The National Institutes of Health, Leukemia and Lymphoma Society, Pasquarello Tissue Bank, and Dana-Farber Cancer Institute supported the study. Dr. Davids disclosed grants from ASCO, the Pasquarello Tissue Bank, NIH, NCI, and Leukemia and Lymphoma society, and personal fees from several companies outside the study. Several coauthors disclosed relationships with various pharmaceutical companies, including Bristol-Myers Squibb, maker of ipilimumab.
FROM THE NEW ENGLAND JOURNAL OF MEDICINE
Key clinical point: Anti-CTLA-4 therapy may restore graft-versus-tumor effect in patients with hematologic malignancies relapsed after allogeneic transplantation.
Major finding: Five of 22 patients on a 10-mg/kg dose of ipilimumab had a complete response.
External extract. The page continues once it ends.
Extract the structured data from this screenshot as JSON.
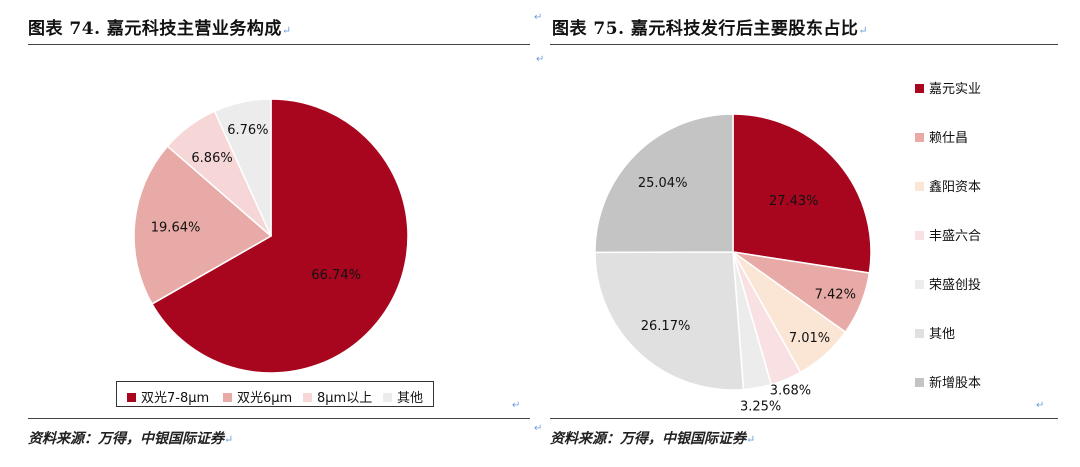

Data source: Phase I/Ib investigator-initiated study of 28 patients with hematologic malignancies relapsed after allogeneic hematopoietic stem cell transplantation.
Disclosures: The National Institutes of Health, Leukemia and Lymphoma Society, Pasquarello Tissue Bank, and Dana-Farber Cancer Institute supported the study. Dr. Davids disclosed grants from ASCO, the Pasquarello Tissue Bank, NIH, NCI, and Leukemia and Lymphoma society, and personal fees from several companies outside the study. Several coauthors disclosed relationships with various pharmaceutical companies, including Bristol-Myers Squibb, maker of ipilimumab.